Fiskaaling aims to work with a variety of research projects that contribute to developing sustainable aquaculture in the Faroe Islands.

Research Projects

Large Smolt Welfare

Land-based fish farming has evolved a lot lately, and the Faroe Islands are at the forefront when talking about breeding large smolt.

However, breeding large amounts of good and large smolt on land over a long period of time in a Recirculating Aquaculture System (RAS) places great demands on breeders to ensure the health and well-being of the fish. This requires, for example, constant good water quality, good space and good handling that does not stress or damage the fish.

One frequently asked question in connection with large smolt is, therefore, how is the fish affected by being so long on land?

To answer this question, Fiskaaling will launch a health / welfare screening project. The plan is to take samples of fish (20 fish each time, every three weeks) from the fish at about 100 g until release.

There will be blood tests, gill tests and slime tests as well as samples from the viscera and other tissues, which are examined for a number of parameters that are commonly used as welfare indicators.

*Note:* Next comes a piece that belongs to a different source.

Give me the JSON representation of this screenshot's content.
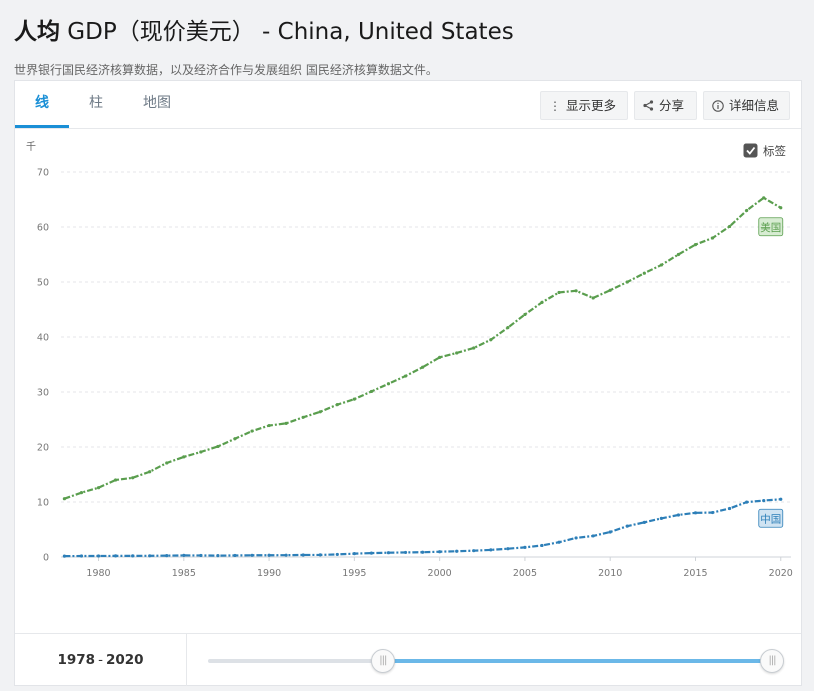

These are parameters that have an impact on ion regulation, metabolism, the endocrine system and the fish's immune system.

In addition, several parameters that directly relate to water quality parameters such as O2, CO2, TAN (Total Ammonium Nitrogen), nitrite, nitrate and TSS (Total Suspended Solids) are investigated.

All results are cross-compared and with the surrounding environment, such as water quality, biomass and feeding. With this type of comparison of all these parameters Fiskaaling aims to identify problems in relation to the well-being of salmon and to confirm how best to follow the development of the attempts to solve the challenges at hand.

It is almost equally important to confirm what is not a problem and possibly which studies do not adequately illuminate the situation. Such knowledge is important to hold on to what works and not to invest unnecessary energy and money on futile or misleading research.

It is therefore also of great importance for this project to succeed that the participating smolt stations are willing to provide information, such as measurements of water values, biomass, fish density, cage size, feeding rate, mortality and other items of significance.

In this way we get an overall picture of the health and welfare of the fish during its time on land.